El supuesto beneficio se diluye en una paradoja: mientras nos venden autonomía, en la salida un guardia pide revisar lo ya revisado. Kafka sonreiría: la ilusión de libertad se convierte en la burocracia de la desconfianza. La máquina te habla en imperativos: «Coloque el artículo en la charola, retire su producto, pague ahora», y aún después, alguien duda de ti. La confianza que se pregona en el discurso se evapora en la práctica. De ahí la indignación: o confías en mí como cliente o regresas a quien hacía el trabajo con dignidad y salario.
En este desplazamiento perdemos más que empleos. Perdemos vínculos. La tecnología deja de servirnos cuando cruzamos el umbral en el que comenzamos a servirla. Esa frontera se traspasa cuando el contacto humano se sustituye por el algoritmo.
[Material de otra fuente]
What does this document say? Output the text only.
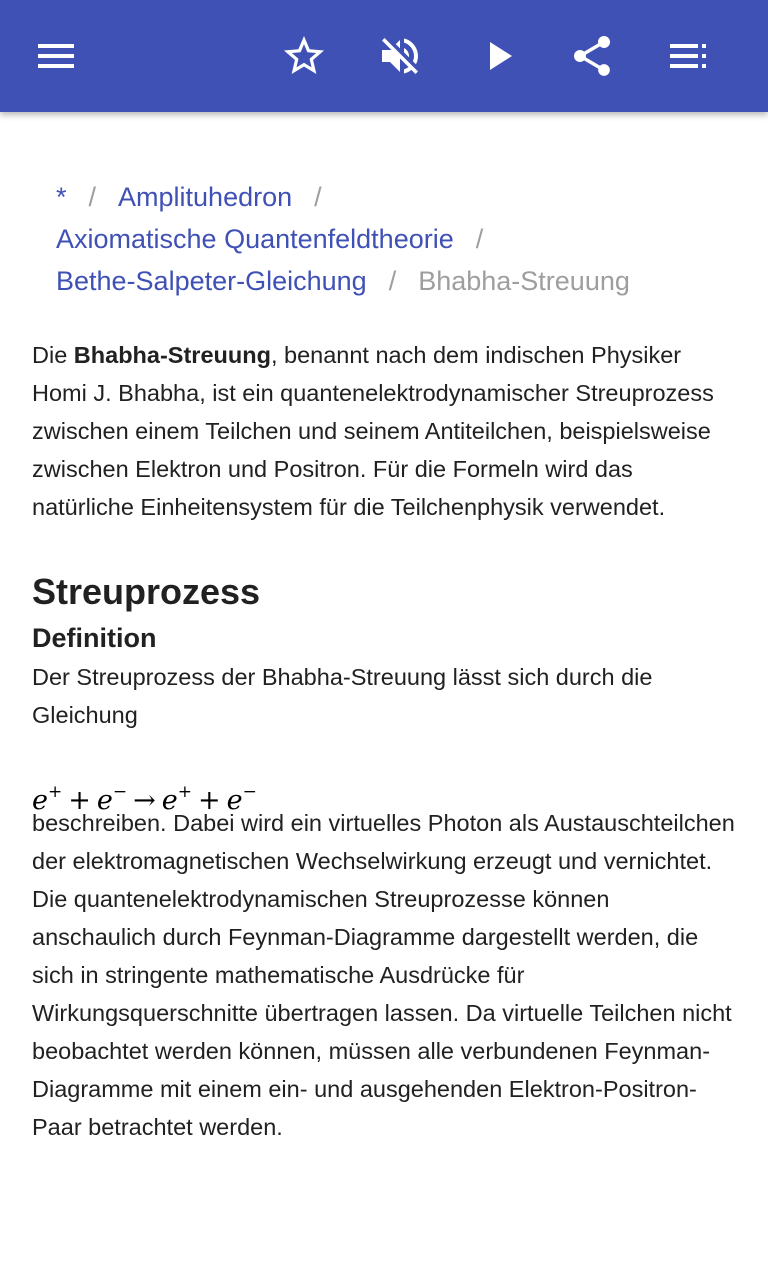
* / Amplituhedron /
Axiomatische Quantenfeldtheorie /
Bethe-Salpeter-Gleichung / Bhabha-Streuung

Die Bhabha-Streuung, benannt nach dem indischen Physiker Homi J. Bhabha, ist ein quantenelektrodynamischer Streuprozess zwischen einem Teilchen und seinem Antiteilchen, beispielsweise zwischen Elektron und Positron. Für die Formeln wird das natürliche Einheitensystem für die Teilchenphysik verwendet.

Streuprozess
Definition

Der Streuprozess der Bhabha-Streuung lässt sich durch die Gleichung

e+ + e− → e+ + e−

beschreiben. Dabei wird ein virtuelles Photon als Austauschteilchen der elektromagnetischen Wechselwirkung erzeugt und vernichtet. Die quantenelektrodynamischen Streuprozesse können anschaulich durch Feynman-Diagramme dargestellt werden, die sich in stringente mathematische Ausdrücke für Wirkungsquerschnitte übertragen lassen. Da virtuelle Teilchen nicht beobachtet werden können, müssen alle verbundenen Feynman-Diagramme mit einem ein- und ausgehenden Elektron-Positron-Paar betrachtet werden.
La sonrisa o la breve conversación del cajero -ese mínimo gesto de humanidad- es reemplazada por una voz metálica que te advierte: «El artículo no fue escaneado correctamente». Lo que parecía un paso hacia adelante es, en términos antropológicos, un retroceso.
La evidencia revela la trampa: lo que se enuncia como «eficiencia» es en realidad una «transferencia». Transfiere el trabajo, la responsabilidad y el costo humano. Como postuló Hannah Arendt, el trabajo debe tener sentido y propósito. Aquí ni salario hay. Normalizamos la precariedad, la hacemos rutina. Y peor aún, como consumidores, al aceptar la máquina, avalamos la desaparición de empleos para jóvenes, madres solteras, adultos mayores.
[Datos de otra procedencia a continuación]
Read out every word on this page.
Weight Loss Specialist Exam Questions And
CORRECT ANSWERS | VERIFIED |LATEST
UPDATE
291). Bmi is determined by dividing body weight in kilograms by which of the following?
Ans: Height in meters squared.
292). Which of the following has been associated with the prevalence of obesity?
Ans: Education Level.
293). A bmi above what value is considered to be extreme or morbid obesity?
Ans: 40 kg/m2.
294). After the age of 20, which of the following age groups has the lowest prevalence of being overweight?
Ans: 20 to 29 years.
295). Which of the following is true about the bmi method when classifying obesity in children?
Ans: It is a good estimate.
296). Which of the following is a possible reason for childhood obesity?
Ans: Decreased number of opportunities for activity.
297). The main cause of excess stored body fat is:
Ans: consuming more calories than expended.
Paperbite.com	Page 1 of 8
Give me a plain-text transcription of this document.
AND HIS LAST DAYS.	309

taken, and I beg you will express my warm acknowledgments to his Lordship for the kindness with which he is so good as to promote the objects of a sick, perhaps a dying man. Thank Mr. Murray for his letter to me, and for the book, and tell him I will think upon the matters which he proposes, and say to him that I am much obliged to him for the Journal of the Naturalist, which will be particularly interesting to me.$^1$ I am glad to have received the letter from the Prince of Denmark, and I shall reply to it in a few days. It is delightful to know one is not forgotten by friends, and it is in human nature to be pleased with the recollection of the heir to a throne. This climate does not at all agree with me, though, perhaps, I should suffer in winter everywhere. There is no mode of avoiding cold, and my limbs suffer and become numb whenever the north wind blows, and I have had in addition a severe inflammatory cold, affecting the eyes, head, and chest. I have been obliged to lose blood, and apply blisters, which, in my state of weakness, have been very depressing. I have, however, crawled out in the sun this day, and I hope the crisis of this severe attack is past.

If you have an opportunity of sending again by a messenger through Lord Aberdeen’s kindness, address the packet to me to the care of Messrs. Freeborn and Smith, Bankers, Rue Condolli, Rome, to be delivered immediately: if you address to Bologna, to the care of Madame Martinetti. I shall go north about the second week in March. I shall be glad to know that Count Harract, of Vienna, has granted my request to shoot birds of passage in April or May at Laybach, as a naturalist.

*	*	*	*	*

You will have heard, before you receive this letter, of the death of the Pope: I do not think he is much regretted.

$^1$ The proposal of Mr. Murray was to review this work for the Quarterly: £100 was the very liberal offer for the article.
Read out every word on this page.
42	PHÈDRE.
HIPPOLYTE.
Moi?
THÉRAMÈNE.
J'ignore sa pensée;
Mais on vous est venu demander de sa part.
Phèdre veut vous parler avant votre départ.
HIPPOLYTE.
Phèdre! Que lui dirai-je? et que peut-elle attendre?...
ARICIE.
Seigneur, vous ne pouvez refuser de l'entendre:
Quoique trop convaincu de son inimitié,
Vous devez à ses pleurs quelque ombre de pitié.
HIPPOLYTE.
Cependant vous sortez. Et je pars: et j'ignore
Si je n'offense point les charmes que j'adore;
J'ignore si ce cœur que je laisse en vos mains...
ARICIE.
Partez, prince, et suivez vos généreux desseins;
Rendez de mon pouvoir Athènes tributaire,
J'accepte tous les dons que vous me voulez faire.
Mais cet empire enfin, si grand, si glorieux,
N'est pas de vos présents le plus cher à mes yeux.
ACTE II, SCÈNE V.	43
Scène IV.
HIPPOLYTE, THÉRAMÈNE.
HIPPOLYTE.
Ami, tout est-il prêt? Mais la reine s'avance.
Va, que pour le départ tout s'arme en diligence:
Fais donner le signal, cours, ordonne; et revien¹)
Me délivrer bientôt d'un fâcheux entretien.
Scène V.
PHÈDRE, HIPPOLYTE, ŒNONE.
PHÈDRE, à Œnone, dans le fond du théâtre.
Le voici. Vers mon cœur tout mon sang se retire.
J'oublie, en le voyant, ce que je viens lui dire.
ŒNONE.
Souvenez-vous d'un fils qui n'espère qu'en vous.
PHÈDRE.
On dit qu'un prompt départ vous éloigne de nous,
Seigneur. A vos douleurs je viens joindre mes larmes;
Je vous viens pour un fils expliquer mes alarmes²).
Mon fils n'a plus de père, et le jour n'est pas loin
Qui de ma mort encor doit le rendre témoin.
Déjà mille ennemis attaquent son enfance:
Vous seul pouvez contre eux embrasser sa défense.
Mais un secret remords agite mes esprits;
No toda innovación es progreso. El mito tecnológico nos ha hecho creer que lo nuevo es siempre mejor, pero a veces lo nuevo sólo es más rentable para unos cuantos y más costoso en términos sociales. Cuando escaneamos un producto, no sólo pasamos un código de barras: pasamos por alto la dignidad del trabajo. El precio oculto del «progreso» es la sustitución del humano por la máquina y del salario por la complacencia. Y todo envuelto en celofán brillante de modernidad.
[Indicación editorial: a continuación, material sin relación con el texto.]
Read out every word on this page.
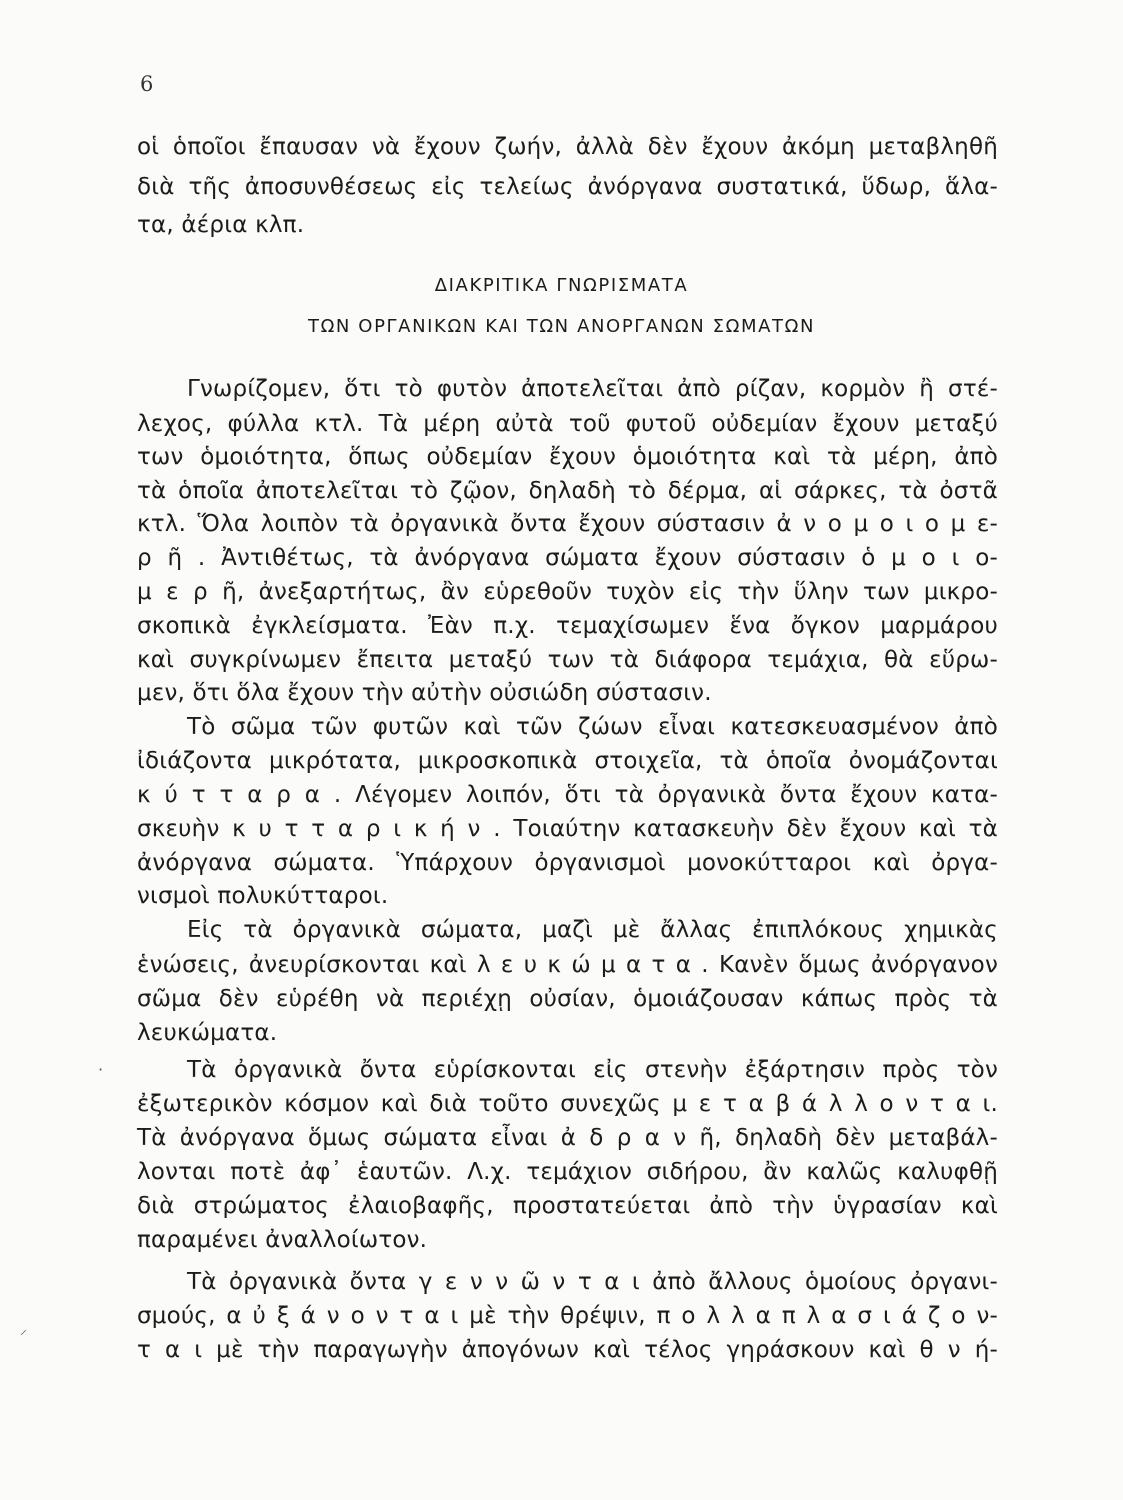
6
οἱ ὁποῖοι ἔπαυσαν νὰ ἔχουν ζωήν, ἀλλὰ δὲν ἔχουν ἀκόμη μεταβληθῆ
διὰ τῆς ἀποσυνθέσεως εἰς τελείως ἀνόργανα συστατικά, ὕδωρ, ἅλα-
τα, ἀέρια κλπ.
ΔΙΑΚΡΙΤΙΚΑ ΓΝΩΡΙΣΜΑΤΑ
ΤΩΝ ΟΡΓΑΝΙΚΩΝ ΚΑΙ ΤΩΝ ΑΝΟΡΓΑΝΩΝ ΣΩΜΑΤΩΝ
Γνωρίζομεν, ὅτι τὸ φυτὸν ἀποτελεῖται ἀπὸ ρίζαν, κορμὸν ἢ στέ-
λεχος, φύλλα κτλ. Τὰ μέρη αὐτὰ τοῦ φυτοῦ οὐδεμίαν ἔχουν μεταξύ
των ὁμοιότητα, ὅπως οὐδεμίαν ἔχουν ὁμοιότητα καὶ τὰ μέρη, ἀπὸ
τὰ ὁποῖα ἀποτελεῖται τὸ ζῷον, δηλαδὴ τὸ δέρμα, αἱ σάρκες, τὰ ὀστᾶ
κτλ. Ὅλα λοιπὸν τὰ ὀργανικὰ ὄντα ἔχουν σύστασιν ἀ ν ο μ ο ι ο μ ε-
ρ ῆ . Ἀντιθέτως, τὰ ἀνόργανα σώματα ἔχουν σύστασιν ὁ μ ο ι ο-
μ ε ρ ῆ, ἀνεξαρτήτως, ἂν εὑρεθοῦν τυχὸν εἰς τὴν ὕλην των μικρο-
σκοπικὰ ἐγκλείσματα. Ἐὰν π.χ. τεμαχίσωμεν ἕνα ὄγκον μαρμάρου
καὶ συγκρίνωμεν ἔπειτα μεταξύ των τὰ διάφορα τεμάχια, θὰ εὕρω-
μεν, ὅτι ὅλα ἔχουν τὴν αὐτὴν οὐσιώδη σύστασιν.
Τὸ σῶμα τῶν φυτῶν καὶ τῶν ζώων εἶναι κατεσκευασμένον ἀπὸ
ἰδιάζοντα μικρότατα, μικροσκοπικὰ στοιχεῖα, τὰ ὁποῖα ὀνομάζονται
κ ύ τ τ α ρ α . Λέγομεν λοιπόν, ὅτι τὰ ὀργανικὰ ὄντα ἔχουν κατα-
σκευὴν κ υ τ τ α ρ ι κ ή ν . Τοιαύτην κατασκευὴν δὲν ἔχουν καὶ τὰ
ἀνόργανα σώματα. Ὑπάρχουν ὀργανισμοὶ μονοκύτταροι καὶ ὀργα-
νισμοὶ πολυκύτταροι.
Εἰς τὰ ὀργανικὰ σώματα, μαζὶ μὲ ἄλλας ἐπιπλόκους χημικὰς
ἑνώσεις, ἀνευρίσκονται καὶ λ ε υ κ ώ μ α τ α . Κανὲν ὅμως ἀνόργανον
σῶμα δὲν εὑρέθη νὰ περιέχῃ οὐσίαν, ὁμοιάζουσαν κάπως πρὸς τὰ
λευκώματα.
·	Τὰ ὀργανικὰ ὄντα εὑρίσκονται εἰς στενὴν ἐξάρτησιν πρὸς τὸν
ἐξωτερικὸν κόσμον καὶ διὰ τοῦτο συνεχῶς μ ε τ α β ά λ λ ο ν τ α ι.
Τὰ ἀνόργανα ὅμως σώματα εἶναι ἀ δ ρ α ν ῆ, δηλαδὴ δὲν μεταβάλ-
λονται ποτὲ ἀφ᾽ ἑαυτῶν. Λ.χ. τεμάχιον σιδήρου, ἂν καλῶς καλυφθῇ
διὰ στρώματος ἐλαιοβαφῆς, προστατεύεται ἀπὸ τὴν ὑγρασίαν καὶ
παραμένει ἀναλλοίωτον.
Τὰ ὀργανικὰ ὄντα γ ε ν ν ῶ ν τ α ι ἀπὸ ἄλλους ὁμοίους ὀργανι-
σμούς, α ὐ ξ ά ν ο ν τ α ι μὲ τὴν θρέψιν, π ο λ λ α π λ α σ ι ά ζ ο ν-
τ α ι μὲ τὴν παραγωγὴν ἀπογόνων καὶ τέλος γηράσκουν καὶ θ ν ή-
⸝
El autoservicio nos revela una verdad incómoda: vivimos en un sistema que ha logrado lo impensable, convertir al consumidor en trabajador gratuito y feliz. La anécdota de la mujer en Instagram no es una queja aislada: es un espejo doloroso de nuestra época. Somos cómplices de la ilusión de eficiencia, mientras aplaudimos la desaparición de lo más elemental: el derecho a un empleo digno, a la interacción humana, al reconocimiento de que somos más que operadores de máquinas.